Spice-Roasted Cauliflower with Hazelnuts and Labneh
Yield: Serves 6 as a side
Prep Time: 30 min Cook Time: 30 min Total Time: 1 hour plus overnight for labneh
8 oz / 225 g plain yogurt (ideally full fat)
Start labneh at least 4 hours or the night before. Line a strainer with cheesecloth or paper towel and set over a bowl. Pour in yogurt and put in the fridge for at least 4 hours. The liquid will drain out of the yogurt, creating a thick, smooth consistency like mascarpone. Labneh will keep for as long as the yogurt it was made from, so you can do this well in advance.
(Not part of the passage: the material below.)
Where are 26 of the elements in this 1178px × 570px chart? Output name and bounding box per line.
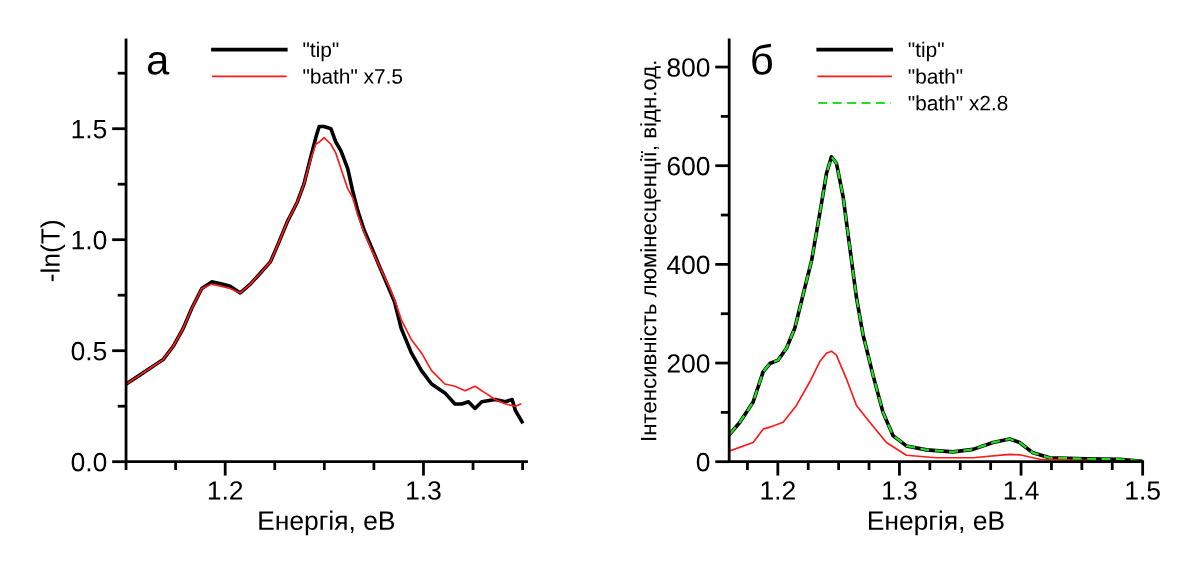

1 head cauliflower, broken into large florets for roasting (create some flat edges for browning)
Olive oil (about 2 Tbs, divided)
Salt and pepper
2 tsp za'atar, or a mixture of thyme, ground cumin and a touch of cayenne
4 oz / 115 g hazelnuts
3 Tbs sesame seeds
1 tsp coriander
1 tsp cumin
Handful of fresh mint, chopped
Preheat oven to 400F / 200C. Line a baking pan with parchment paper. In a bowl, toss cauliflower with a few glugs of olive oil, salt, pepper and za'tar. Lay out in a single layer, taking care to keep flat sides of florets down so they can brown. Roast for about 30 minutes. Check your oven and turn florets over for the best browning. The smaller pieces should be nicely crisped and the larger ones just barely cooked through. Set aside to cool.
Meanwhile, made the dukkah. Or, you can make the dukkah well in advance and keep in a sealed jar. Pour hazelnuts onto the small baking sheet and toast for 5-8 minutes, making sure you don't burn them. Tip them into a clean dish towel and give them a good rub to remove the skins. Finely chop the hazelnuts and move into a bowl.
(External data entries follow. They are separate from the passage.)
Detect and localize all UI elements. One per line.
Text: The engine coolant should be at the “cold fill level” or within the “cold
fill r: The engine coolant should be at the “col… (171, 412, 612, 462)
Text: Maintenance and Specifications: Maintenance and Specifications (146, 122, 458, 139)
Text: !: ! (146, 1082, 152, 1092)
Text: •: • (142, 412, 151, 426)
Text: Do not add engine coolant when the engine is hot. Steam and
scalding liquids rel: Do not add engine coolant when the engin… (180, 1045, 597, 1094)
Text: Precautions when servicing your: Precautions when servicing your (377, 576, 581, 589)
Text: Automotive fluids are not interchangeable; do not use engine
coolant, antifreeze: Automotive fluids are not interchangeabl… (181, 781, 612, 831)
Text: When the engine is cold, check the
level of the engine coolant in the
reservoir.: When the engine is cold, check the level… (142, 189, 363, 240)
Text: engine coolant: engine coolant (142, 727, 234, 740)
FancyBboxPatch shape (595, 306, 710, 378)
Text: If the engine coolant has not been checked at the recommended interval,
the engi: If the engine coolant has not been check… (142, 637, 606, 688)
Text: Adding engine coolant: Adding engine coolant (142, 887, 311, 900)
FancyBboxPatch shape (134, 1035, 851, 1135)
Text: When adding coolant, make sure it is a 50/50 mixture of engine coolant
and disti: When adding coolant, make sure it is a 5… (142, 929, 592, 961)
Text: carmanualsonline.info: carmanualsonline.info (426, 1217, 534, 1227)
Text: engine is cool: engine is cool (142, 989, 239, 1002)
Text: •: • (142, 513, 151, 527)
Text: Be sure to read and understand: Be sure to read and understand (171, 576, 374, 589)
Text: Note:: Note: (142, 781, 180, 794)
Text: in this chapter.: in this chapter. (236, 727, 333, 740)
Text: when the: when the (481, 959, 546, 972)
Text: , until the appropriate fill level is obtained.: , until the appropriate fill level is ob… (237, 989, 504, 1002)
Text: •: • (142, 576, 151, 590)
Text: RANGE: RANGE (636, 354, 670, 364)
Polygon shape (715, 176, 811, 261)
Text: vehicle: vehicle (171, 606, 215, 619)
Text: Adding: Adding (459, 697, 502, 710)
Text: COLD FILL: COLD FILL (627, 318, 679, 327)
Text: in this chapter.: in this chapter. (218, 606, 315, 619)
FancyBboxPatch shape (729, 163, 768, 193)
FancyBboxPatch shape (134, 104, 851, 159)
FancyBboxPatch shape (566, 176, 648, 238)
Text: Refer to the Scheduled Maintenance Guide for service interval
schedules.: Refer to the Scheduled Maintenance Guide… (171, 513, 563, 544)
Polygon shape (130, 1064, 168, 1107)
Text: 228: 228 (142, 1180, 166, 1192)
Heat a dry skillet over medium heat. Add sesame seeds and toast til lightly browned, 4-5 minutes. Add to hazelnuts. At this point I also toast my coriander and cumin seeds and grind them by hand, or you can just add the pre-ground spices to the hazelnut mixture. (The freshly toasted spices taste much better - it's worth the effort.) Give the whole mixture a good stir. Store the extra dukkah in a glass jar in a cool dark place. It tastes amazing with fresh bread and olive oil.
Arrange the cauliflower on a platter. Shake over a few tablespoons of dukkah. You won't use all of it - use your judgement. You want a good coating for crunch, but too much and the whole thing tastes a bit dusty. Drizzle over some olive oil, then top with dollops of labneh and freshly chopped mint.